I find the Dutch government’s directive that prevents me from modifying my body on my own terms oppressive and senseless. It’s not like these drugs are being used for the purpose they were synthesized for. Also, due to a lack of funding for trans medical studies, there is little general knowledge of how they affect the body longterm. So why be such a prohibitionist? Injections are something of a standard option in many countries. I am not sure what the Dutch medical system (VUmc) is getting at. I’ll be sure to ask if they ever agree to see me. But, if I am going to be a slave to global pharmaceutical capitalism, I want to go against the grain, do it on my own terms. That’s why I occasionally double-dip, augmenting my injections with my leftover stash of patches. It also gives me a little “fuck you” feeling. I like that.
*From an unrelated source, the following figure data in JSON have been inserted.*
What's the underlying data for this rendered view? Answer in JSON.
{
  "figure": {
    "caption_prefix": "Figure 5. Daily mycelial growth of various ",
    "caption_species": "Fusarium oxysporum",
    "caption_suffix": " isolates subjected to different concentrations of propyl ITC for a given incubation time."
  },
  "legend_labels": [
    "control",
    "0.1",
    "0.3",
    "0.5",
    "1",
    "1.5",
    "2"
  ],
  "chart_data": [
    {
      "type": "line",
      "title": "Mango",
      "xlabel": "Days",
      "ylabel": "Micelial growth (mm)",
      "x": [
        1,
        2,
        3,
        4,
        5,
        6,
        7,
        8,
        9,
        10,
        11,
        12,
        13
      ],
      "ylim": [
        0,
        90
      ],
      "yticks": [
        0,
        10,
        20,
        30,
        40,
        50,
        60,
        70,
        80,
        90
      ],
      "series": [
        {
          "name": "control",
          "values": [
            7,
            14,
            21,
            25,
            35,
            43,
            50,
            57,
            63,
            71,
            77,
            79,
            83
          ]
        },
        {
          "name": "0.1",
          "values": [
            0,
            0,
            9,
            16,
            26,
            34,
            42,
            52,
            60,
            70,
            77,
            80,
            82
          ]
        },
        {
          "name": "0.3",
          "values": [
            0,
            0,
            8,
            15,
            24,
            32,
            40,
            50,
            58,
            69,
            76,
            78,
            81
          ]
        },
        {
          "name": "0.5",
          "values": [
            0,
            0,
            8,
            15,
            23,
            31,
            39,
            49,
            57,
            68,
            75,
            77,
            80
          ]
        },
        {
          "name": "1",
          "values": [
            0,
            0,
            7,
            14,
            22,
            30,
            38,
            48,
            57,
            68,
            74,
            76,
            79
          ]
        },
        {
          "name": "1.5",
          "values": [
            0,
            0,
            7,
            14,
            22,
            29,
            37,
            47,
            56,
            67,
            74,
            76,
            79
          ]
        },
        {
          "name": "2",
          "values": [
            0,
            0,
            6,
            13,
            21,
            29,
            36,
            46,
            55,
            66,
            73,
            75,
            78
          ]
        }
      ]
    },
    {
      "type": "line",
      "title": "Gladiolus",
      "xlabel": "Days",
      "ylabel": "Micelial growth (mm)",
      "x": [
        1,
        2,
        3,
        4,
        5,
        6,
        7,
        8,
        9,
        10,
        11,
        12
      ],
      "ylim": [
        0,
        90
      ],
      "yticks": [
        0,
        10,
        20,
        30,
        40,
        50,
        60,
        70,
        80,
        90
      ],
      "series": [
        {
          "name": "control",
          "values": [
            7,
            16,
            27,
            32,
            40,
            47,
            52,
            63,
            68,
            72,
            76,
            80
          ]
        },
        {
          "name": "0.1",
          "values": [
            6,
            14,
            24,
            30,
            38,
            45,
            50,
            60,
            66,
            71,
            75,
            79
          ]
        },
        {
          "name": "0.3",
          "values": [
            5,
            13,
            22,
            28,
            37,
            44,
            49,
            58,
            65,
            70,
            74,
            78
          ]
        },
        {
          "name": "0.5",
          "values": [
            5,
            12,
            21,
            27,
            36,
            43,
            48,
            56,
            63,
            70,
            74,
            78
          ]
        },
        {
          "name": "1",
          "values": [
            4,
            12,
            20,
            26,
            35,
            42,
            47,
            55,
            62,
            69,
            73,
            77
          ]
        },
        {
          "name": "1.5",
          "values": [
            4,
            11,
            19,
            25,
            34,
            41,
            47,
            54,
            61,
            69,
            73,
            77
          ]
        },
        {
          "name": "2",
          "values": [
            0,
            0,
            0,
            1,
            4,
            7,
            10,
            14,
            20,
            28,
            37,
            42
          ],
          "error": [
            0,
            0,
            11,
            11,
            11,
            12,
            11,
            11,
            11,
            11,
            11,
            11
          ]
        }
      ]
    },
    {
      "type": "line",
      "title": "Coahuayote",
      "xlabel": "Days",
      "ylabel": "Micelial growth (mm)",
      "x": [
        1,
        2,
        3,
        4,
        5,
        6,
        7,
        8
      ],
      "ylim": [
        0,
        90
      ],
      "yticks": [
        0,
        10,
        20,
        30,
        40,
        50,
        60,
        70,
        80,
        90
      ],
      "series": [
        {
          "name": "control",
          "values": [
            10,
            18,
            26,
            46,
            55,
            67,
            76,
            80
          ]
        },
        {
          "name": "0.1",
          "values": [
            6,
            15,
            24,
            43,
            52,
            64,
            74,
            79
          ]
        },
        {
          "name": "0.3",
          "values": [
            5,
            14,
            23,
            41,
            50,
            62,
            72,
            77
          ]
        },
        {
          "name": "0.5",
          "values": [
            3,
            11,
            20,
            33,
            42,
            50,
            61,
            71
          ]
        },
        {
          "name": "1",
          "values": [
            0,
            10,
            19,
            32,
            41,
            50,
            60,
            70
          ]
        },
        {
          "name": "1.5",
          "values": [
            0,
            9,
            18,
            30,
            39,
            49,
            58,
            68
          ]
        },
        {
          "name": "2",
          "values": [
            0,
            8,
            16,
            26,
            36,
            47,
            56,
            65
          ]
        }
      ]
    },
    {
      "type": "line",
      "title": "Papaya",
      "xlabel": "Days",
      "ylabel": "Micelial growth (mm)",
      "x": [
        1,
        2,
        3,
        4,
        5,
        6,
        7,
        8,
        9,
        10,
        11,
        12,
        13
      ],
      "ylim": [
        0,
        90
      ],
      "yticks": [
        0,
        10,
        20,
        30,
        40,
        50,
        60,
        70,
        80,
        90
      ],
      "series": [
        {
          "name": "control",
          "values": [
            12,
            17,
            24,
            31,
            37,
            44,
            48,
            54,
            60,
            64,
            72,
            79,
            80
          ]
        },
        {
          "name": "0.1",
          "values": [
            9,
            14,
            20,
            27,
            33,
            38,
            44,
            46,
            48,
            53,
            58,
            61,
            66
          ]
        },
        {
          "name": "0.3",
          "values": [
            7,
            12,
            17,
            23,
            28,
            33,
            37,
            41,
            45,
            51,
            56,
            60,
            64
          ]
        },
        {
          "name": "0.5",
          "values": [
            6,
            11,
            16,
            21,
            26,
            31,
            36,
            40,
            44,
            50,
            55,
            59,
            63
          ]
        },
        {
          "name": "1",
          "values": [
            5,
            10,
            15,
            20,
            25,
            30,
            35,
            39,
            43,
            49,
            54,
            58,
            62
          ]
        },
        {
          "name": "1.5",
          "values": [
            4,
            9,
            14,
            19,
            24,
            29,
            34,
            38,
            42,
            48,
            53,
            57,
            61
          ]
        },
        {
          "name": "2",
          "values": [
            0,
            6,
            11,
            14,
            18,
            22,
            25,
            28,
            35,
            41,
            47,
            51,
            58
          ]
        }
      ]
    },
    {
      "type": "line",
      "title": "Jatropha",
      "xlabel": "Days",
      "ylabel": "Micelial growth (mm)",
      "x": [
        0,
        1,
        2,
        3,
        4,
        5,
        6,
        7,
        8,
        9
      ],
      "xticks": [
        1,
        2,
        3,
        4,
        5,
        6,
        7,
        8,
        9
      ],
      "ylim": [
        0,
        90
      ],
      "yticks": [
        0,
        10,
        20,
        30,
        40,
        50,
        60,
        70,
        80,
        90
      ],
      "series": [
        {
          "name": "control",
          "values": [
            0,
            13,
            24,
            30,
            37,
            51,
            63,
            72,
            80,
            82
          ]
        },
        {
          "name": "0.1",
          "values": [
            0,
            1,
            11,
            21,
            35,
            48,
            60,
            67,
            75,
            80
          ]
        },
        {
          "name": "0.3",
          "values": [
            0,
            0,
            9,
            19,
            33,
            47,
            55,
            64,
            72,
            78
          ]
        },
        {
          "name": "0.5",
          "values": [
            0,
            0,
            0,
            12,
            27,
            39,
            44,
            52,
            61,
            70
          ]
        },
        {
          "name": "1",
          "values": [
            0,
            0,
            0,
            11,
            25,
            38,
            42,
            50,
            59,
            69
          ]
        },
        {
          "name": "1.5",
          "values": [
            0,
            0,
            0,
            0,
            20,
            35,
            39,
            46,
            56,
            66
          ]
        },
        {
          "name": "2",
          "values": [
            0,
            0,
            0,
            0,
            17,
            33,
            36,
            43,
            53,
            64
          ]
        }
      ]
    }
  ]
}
I’ve long been a captive of the pharmaceutical industry: SSRIs at nine, antipsychotics at 13, and benzos for insomnia from at least ten years-old. By the time of my first institutionalization in a mental hospital, I felt my body had been totally violated by medicines and my parents/doctors who pushed/prescribed them (sorry mom). So, at the first stirring of agency, as a teen, I started to throw up my SSRIs. My parents found out and I was institutionalized to regulate them. But now, as an adult of sorts, I microdose them and use them off-label to deal with neurological damage. I can’t take benzos after my bought of the bends — having relied on them as anti-vertigo agents for a year left my body dependent. But I used to use them with red wine to knock me out, or in lieu of a better high. Then there was weed to deal with the night terrors from the SSRIs. There were dalliances with oxycodone to deal with my sense of existential dread. Hallucinogens to overhaul my overworked synapses. And amphetamines for fun and to make me skinny again after the antidepressants made me fat. My gender, brain, sex, and body are an assemblage of medical interventions. So who is the VUmc to say I can’t inject my estrogen? But, such is life. I am beholden to the system — perhaps created by it. But I am going to continue to be creatively maladjusted in my approach to medicine. It’s the only way I can make sense of a body that is so far from natural that it is practically synthetic on the molecular level. And that’s good, I’d rather be a cyborg than a goddess. I just want to be an autonomous agent and not a drone.